O estado do nosso futebol não é dos melhores, tudo porque na categoria sénior já não somos amadores, enquanto na formação somos amadores. Primeiramente é necessário definirmos qual o nosso objetivo e foco para o futebol nacional, estabelecer regulamentos e adequar aos modelos mais desenvolvidos, como os europeus, desde os infantis aos seniores, criarmos uma política de atração ao investimento empresarial de modo a atingirmos a ligas e competições mais visíveis e competitivas, onde participam clubes legais e não como temos vistos. É importante também para ser possível primeiramente formar os verdadeiros dirigentes desportivos comprometidos com o desenvolvimento do futebol.

Quais são as maiores dificuldades que um clube talhado para a formação enfrenta no nosso futebol?
São muitas, desde a falta de transporte, taxas de arbitragem altas, pagamentos de campos, alimentação digna dos atletas e materiais desportivos. Para fazeres desporto em Angola tens de ter coração.

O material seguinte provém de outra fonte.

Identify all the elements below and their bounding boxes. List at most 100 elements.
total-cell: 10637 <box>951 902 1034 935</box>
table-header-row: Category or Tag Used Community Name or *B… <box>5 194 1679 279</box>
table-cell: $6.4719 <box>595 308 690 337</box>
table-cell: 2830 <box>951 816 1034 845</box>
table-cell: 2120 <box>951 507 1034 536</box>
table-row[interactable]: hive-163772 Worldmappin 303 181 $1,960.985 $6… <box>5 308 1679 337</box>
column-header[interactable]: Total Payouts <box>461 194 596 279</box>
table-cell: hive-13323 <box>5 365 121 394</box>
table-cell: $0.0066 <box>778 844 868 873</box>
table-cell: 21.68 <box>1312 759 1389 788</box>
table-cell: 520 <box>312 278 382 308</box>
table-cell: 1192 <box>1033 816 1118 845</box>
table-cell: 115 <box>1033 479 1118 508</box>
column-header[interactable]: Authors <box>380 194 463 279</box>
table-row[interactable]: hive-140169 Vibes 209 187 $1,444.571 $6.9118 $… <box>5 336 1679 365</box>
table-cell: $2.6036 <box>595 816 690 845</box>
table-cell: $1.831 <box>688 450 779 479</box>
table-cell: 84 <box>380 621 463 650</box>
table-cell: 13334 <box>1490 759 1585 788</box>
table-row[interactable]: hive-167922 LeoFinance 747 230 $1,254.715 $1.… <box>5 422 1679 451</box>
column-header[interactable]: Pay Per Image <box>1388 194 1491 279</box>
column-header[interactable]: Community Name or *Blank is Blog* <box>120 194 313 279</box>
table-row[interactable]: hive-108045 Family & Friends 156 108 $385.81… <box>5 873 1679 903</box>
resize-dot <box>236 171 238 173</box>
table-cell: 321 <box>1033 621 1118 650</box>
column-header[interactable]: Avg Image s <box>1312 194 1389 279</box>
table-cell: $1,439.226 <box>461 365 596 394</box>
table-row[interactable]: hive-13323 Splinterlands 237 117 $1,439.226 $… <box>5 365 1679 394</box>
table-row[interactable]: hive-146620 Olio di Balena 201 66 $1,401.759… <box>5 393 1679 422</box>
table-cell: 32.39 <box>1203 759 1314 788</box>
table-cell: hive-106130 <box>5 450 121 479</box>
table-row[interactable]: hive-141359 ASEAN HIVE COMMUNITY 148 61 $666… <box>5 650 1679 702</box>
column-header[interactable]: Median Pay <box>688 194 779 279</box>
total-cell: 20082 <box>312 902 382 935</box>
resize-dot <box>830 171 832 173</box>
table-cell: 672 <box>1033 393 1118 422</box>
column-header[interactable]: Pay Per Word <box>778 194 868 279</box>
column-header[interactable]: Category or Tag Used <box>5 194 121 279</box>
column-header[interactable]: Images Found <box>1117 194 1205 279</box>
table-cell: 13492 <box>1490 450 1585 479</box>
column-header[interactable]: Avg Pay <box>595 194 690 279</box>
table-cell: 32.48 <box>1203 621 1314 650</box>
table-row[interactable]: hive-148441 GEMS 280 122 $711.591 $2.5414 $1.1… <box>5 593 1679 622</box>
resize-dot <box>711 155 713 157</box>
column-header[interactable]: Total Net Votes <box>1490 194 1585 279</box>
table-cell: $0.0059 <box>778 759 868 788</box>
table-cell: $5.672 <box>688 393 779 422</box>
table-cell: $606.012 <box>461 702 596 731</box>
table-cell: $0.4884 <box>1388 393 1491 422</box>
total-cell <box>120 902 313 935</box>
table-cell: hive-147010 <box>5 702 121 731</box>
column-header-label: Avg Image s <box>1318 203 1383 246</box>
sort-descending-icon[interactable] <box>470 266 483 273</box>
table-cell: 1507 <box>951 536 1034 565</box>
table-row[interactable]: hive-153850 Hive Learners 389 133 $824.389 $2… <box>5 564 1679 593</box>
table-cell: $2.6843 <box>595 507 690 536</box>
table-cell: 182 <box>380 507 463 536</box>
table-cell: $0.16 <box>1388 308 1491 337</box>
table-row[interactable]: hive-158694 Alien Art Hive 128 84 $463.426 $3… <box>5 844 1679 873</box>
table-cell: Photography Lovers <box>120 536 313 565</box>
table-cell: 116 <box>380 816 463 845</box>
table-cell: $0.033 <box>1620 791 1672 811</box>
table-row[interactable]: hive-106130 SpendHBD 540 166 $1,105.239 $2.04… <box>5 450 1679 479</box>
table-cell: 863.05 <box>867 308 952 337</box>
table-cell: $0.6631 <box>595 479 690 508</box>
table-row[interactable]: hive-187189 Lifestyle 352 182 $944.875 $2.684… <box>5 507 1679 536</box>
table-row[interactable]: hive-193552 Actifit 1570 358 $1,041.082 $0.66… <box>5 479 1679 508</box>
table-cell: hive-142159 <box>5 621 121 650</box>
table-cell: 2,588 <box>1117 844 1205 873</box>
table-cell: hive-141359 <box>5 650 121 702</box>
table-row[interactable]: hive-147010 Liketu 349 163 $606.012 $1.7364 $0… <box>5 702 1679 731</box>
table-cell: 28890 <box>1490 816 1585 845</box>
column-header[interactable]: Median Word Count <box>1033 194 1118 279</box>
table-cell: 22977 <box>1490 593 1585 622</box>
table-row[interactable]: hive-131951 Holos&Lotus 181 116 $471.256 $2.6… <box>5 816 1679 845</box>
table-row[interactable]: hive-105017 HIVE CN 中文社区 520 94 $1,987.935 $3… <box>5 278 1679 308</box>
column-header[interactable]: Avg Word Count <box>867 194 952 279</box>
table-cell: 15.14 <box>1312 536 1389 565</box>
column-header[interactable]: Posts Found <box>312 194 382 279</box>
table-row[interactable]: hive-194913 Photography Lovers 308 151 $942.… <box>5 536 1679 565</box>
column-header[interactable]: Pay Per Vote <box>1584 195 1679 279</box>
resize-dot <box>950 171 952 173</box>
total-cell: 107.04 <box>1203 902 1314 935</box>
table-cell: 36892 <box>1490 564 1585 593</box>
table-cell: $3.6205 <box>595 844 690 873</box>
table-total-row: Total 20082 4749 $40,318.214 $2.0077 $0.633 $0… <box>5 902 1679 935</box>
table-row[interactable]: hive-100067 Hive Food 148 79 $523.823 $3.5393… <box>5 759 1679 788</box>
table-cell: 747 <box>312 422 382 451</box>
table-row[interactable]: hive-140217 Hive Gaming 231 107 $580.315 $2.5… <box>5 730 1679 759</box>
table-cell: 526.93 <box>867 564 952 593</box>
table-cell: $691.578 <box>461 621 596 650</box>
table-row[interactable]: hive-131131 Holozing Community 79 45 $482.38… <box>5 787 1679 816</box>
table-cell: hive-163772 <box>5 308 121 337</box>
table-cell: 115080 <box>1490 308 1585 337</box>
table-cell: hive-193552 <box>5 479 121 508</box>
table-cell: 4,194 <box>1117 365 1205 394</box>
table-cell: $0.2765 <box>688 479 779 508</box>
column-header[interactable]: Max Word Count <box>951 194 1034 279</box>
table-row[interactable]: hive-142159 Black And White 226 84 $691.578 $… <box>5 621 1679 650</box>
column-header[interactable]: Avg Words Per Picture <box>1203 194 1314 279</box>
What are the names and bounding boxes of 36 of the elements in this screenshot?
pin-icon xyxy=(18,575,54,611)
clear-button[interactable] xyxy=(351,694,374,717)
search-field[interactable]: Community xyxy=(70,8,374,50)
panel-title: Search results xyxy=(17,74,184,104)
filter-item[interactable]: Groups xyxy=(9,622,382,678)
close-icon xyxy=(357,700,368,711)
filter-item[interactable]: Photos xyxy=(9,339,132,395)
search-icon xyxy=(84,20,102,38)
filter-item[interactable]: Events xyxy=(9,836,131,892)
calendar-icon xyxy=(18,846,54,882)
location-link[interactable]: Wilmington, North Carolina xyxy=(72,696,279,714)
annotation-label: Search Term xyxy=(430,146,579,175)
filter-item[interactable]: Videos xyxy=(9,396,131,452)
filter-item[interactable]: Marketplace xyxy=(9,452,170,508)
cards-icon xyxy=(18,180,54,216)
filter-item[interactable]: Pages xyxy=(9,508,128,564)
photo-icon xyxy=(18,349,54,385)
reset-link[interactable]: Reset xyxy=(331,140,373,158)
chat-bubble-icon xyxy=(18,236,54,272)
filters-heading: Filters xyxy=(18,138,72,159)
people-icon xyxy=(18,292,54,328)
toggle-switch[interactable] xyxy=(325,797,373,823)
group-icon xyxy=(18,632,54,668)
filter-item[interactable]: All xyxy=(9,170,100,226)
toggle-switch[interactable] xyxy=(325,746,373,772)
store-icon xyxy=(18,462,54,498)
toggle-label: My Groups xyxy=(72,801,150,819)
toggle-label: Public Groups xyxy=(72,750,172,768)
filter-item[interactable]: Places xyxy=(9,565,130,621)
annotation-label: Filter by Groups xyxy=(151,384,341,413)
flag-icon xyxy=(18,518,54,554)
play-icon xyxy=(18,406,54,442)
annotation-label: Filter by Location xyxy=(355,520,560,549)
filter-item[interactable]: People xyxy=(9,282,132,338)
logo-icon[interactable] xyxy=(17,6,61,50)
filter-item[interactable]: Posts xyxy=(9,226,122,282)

Sempre que há uma convocatória para as seleções jovens de Angola há polémicas, reivindica-se muito a convocatória de atletas de outras províncias que não Luanda. Acha que tem havido uma certa indiferença para com os atletas jovens que representam os clubes de outras províncias do país? Há favorecimentos nesse aspeto?
Não acredito existir favorecimentos, mas sim desorganização, porque a Federação Angolana de Futebol (FAF) alega falta de condições para alojar os atletas que vêm das províncias e falta de condições técnicas e financeiras para o pessoal do departamento das seleções poderem ir acompanhar os campeonatos e visitar todos os clubes legais que participam nos campeonatos de formação. Então buscam sempre os mais próximos para facilitar os custos. A verdade é que se não houver uma organização profunda na FAF estamos a mentir a nós mesmos e o tempo vai passando e acabamos por não fazer nada para o desenvolvimento do futebol. Nas outras províncias há muitos talentos.

Qual é o conselho que deixa a todos os jovens que sonham ser jogadores profissionais?
Primeiramente para se consciencializarem que nada cai do céu, tudo nesta vida requer sacrifícios. Têm de acreditar no seu potencial, capacidades, habilidades e sobretudo colocarem Deus em todas as suas ações, trabalharem arduamente com bastante responsabilidade, compromisso, dedicação, amor pela ação e nunca aceitarem que lhes digam que são fracos ou incapazes. Têm de acreditar neles mesmos, o mundo é de todos e cada um tem de saber ir atrás das suas oportunidades e segurá-las. Jovens, deixem de ser preguiçosos e vão à conquista dos vossos objetivos e façam sempre o vosso melhor para juntos e unidos vencermos, porque Deus está no comando.